Отойти от вверенной мне коробки я не мог, кроме того, мне приходилось периодически подавать реквизит – то палки для жонглирования, то флажки, то остальное. Поэтому стоял и терялся в догадках.
Еноха не было.
Еле-еле я дождался, когда потный и тяжело дышащий Жоржик спрыгнет ко мне:
– Можно я сбегаю кой-куда? – изобразив застенчивость, спросил я.
– Дуй, – хмыкнул Жоржик, – только недолго, сейчас Виктор закончит читать монолог о бациллах и микробах, и надо будет Люсе подавать реквизит. Но это после моего выступления, так что успеешь.
***
Еноха я обнаружил с другой стороны сцены, где соорудили импровизированную будку и где агитбригадовцы переодевались между номерами. Точнее там только Люся и Нюра переодевались. Мужики же просто меняли верхнюю одежду и все. Штаны у них были, как правило, одни и их не переодевали.
И вот этот гад стол прямо в фанерной стене и, не мерцая, подглядывал за тем, как Нюра и Люся переодеваются.
– Старый развратник, – тихо сказал я, подкравшись к нему сзади.
– Да я что?! Я ничего! – начал оправдываться Енох, – у меня же исключительно научный созерцательный интерес…
– Решил сравнить какие сиськи были тогда и теперь? – не удержался от подколки я.
– Сперва хотел, – честно признался призрак, – но потом увидел, какие у них панталоны и уже больше ничего не хотел. Это же уму непостижимо! Разве можно, чтобы у женщин было такое бельё?!
– Так, эстет хренов, – хмуро буркнул я, – ты задолбал! Когда я просил пирогов с картохой – так ты отойти от доски не мог, значит. А теперь смотреть на панталоны вдруг резко смог?

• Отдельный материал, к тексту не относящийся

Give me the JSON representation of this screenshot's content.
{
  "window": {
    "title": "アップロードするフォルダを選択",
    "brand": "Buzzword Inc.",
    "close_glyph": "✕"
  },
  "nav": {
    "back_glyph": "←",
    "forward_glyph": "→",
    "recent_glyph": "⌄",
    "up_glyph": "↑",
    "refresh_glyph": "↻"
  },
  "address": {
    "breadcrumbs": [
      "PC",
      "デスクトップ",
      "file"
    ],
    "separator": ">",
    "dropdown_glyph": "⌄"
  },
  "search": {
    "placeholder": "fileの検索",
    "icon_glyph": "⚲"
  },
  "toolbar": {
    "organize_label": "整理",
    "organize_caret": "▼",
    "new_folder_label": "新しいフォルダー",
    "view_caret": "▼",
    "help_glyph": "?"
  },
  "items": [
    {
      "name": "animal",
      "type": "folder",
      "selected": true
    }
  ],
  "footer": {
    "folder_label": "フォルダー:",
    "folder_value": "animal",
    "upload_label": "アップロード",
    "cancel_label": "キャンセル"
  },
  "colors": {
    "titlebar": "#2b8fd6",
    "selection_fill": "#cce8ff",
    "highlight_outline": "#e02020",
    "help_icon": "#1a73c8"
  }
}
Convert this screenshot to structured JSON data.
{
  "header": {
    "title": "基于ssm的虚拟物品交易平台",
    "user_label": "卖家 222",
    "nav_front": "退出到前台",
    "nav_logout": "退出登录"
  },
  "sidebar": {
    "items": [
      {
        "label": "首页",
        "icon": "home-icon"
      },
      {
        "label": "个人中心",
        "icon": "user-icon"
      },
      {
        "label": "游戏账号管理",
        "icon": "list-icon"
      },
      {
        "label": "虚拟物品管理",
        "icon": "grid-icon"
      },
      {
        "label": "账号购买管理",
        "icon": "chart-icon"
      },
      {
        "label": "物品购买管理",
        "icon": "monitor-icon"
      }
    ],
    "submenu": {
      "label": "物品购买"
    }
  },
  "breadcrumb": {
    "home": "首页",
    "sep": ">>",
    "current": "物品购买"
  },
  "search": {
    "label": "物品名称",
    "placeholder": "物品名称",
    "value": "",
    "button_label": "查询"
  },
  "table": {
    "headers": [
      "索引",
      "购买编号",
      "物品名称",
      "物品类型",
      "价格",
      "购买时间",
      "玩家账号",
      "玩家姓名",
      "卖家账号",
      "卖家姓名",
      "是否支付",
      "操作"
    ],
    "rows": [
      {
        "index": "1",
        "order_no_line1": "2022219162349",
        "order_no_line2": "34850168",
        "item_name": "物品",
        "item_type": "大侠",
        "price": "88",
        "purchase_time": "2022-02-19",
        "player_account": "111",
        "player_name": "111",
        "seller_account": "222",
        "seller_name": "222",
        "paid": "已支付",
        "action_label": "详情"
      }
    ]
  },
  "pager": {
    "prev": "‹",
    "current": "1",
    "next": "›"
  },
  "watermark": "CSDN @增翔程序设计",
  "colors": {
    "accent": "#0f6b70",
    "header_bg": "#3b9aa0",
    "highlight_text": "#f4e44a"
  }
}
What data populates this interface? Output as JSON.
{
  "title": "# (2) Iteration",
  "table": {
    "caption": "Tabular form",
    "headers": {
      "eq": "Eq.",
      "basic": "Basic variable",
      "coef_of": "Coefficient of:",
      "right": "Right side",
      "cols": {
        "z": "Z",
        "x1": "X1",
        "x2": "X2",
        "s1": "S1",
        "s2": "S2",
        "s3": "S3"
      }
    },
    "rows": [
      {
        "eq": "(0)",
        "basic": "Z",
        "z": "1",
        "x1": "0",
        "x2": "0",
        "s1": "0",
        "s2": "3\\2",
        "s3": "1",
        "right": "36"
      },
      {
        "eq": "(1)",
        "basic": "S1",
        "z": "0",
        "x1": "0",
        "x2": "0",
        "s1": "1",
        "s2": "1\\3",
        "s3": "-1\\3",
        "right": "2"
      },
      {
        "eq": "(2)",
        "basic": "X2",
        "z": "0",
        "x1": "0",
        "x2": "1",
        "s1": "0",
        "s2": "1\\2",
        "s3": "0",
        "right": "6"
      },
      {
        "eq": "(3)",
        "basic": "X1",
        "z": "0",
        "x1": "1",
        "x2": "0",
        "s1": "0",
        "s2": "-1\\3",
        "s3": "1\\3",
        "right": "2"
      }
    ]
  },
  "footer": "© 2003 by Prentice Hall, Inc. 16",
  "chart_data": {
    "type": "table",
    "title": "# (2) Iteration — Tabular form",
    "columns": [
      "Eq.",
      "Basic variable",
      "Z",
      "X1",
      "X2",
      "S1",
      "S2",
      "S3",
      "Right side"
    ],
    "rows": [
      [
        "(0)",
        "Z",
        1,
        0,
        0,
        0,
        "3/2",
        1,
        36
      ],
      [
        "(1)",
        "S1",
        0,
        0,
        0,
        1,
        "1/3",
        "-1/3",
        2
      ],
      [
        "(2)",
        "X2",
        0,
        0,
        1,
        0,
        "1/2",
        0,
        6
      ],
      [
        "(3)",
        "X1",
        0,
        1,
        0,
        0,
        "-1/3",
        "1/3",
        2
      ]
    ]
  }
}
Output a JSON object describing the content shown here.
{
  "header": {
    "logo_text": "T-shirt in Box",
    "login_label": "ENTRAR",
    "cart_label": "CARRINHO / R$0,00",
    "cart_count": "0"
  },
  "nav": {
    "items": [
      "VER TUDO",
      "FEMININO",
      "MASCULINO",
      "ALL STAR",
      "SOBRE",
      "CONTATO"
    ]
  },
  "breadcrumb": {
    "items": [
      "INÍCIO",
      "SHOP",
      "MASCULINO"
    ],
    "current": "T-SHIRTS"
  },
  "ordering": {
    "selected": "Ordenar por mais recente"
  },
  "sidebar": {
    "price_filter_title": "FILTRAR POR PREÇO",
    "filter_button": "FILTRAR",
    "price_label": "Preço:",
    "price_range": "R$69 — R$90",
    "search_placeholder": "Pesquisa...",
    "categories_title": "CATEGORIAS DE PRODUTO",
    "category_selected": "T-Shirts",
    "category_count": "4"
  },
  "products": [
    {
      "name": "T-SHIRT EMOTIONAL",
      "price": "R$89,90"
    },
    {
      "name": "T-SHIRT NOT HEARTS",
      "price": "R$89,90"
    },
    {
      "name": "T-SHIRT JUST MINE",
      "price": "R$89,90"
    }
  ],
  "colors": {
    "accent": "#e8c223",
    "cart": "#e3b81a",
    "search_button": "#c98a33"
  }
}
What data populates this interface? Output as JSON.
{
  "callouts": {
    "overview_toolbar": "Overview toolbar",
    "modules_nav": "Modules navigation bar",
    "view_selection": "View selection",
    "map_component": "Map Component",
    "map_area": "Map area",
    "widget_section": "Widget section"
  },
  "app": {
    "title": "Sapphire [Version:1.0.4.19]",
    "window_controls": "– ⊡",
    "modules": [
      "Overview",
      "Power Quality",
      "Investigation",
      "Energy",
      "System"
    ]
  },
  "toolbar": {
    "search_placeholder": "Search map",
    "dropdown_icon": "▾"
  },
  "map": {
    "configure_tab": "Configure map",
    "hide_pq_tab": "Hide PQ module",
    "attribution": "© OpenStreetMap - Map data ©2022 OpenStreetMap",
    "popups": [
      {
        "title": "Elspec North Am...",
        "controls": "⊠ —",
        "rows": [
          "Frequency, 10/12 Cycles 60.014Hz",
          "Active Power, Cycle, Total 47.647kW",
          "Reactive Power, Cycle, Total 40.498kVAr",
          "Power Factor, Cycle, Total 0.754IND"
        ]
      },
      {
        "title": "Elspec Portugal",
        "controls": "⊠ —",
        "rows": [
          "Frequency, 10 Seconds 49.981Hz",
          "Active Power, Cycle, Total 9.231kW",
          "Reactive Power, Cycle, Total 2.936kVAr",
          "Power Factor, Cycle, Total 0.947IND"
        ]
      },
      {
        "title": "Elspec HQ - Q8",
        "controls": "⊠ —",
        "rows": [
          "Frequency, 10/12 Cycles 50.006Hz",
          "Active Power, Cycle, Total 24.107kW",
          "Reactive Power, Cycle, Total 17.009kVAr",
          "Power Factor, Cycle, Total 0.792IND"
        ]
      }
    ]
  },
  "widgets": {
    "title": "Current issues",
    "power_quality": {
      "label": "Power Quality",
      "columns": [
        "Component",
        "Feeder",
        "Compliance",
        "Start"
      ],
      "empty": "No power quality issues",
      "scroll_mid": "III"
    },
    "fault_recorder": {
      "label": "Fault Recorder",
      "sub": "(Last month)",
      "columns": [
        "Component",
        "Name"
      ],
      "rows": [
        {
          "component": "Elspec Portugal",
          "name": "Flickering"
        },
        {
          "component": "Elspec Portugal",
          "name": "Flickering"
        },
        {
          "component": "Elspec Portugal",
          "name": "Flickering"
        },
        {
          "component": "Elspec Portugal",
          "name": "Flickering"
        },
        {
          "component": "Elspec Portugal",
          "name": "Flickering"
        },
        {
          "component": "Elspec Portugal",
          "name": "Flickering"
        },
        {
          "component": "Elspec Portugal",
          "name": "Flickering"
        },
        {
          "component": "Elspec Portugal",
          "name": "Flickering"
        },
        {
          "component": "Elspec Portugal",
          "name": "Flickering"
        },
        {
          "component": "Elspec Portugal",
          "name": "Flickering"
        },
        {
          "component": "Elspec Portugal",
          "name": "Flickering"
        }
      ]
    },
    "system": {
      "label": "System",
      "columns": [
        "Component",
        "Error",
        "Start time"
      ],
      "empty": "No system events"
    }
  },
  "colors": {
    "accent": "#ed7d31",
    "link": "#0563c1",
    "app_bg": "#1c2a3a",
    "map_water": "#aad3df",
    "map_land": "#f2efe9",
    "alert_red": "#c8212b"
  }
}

– Сам не знаю, как так получилось, – развёл руками Енох, – и прошу обратить внимание, отошел я недалеко, всего за другой край сцены.
– А если я сейчас эту доску пойду в болоте утоплю? – зло прищурившись, решил взять на понт призрака я, – и что ты тогда делать будешь? Сможешь на край болота отойти или так и будешь на глубине сидеть?
– Ты не сделаешь этого, – заявил Енох.
– На что спорим?
– Эй, ты что, серьёзно? – испуганно замерцал призрак. – Подожди, не надо! Постой, говорю!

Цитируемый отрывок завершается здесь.